A Rowntree-style fund would immediately generate around pounds 3bn a year, enough to finance full residential care for 200,000 elderly and infirm each year at current costs. If the money was used only to provide care, and anyone needing residential or nursing care would still have to pay for food and accommodation, the money would stretch much further. But it could take up to 15 years to build up resources to the point where the fund became fully self-financing, so the question immediately arises who exactly would qualify for care and when. In an ideal world, elderly people already in care should immediately be helped to conserve their assets, and it might also be difficult to deny anyone who has already retired and has no chance of building up a private insurance fund out of their own resources.
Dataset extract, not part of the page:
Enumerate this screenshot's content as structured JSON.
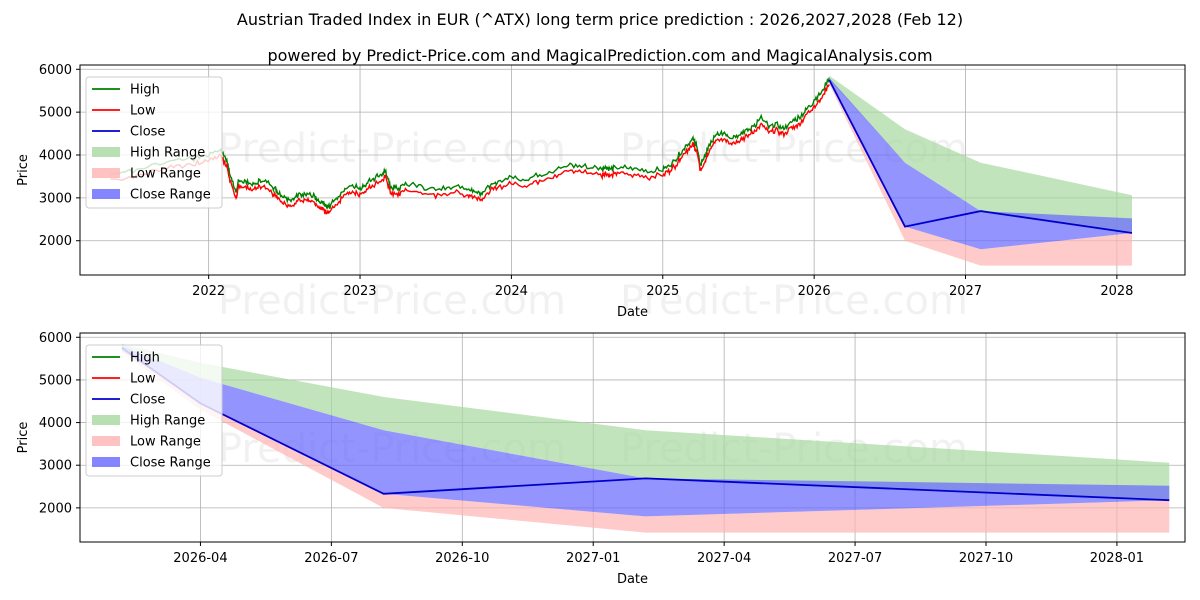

Anyone over 50 and still working would have to contribute before they could hope to benefit, but anyone on an average income of pounds 15,000 a year would be putting in less than the current cost of a private insurance scheme, and would stand to gain from a Rowntree scheme. Individuals much under 50, especially young people in their twenties with up to 40 years still to work and contribute, would however be entitled to complain that they would be helping to pay for the current generation of middle-aged and retired people and also over-paying for their own care when the time came.
The idea of a comprehensive fund is unlikely to appeal to the sub-class of individuals, already several million strong, who have little or no chance in the current economic climate of accumulating enough savings and financial assets before they get old. Under current circumstances, if they have assets of less than pounds 10,000 they would qualify for free residential care in any case without having to contribute from their own resources. For them, a 1.5 per cent deduction from anything they do earn would be an unnecessary extra tax which they could ill afford, for a benefit they would receive free anyway.
The fund is also unlikely to appeal to anyone who already has enough money to pay for private care of a self-sustaining basis, either out of assets or an income stream or a pension of more than pounds 20,000 a year. Anyone who has already been contributing to a private insurance scheme, either by paying an annual premium or a lump sum up front, would also be unlikely to welcome a compulsory pay-as-you-go scheme suggested by the Rowntree Foundation.
Add in the four people out of five who on current numbers will die relatively suddenly without qualifying through loss of their physical or mental powers for paid-for nursing care at home or residential or nursing care in a residential home, and it is obvious that there is a powerful constituency of individuals who would rather not contribute to a universal scheme.
At this particular moment, a universal contributory scheme is unlikely to find much favour with politicians of any party with serious hopes of winning the next election. A mandatory 1.5 per cent contribution to a long-term care fund would be all too easy for opponents to denounce as an additional tax, at a time when the Conservatives are trying desperately to project a claim to be the party of lower taxation. The health minister Simon Burns has already condemned the Rowntree proposals as "a new and unfair tax".
For the same reason, the Labour party is unlikely to endorse a comprehensive scheme. In the past year it has already backtracked on the idea of a mandatory extra pension scheme to which everyone in work would be obliged to contribute.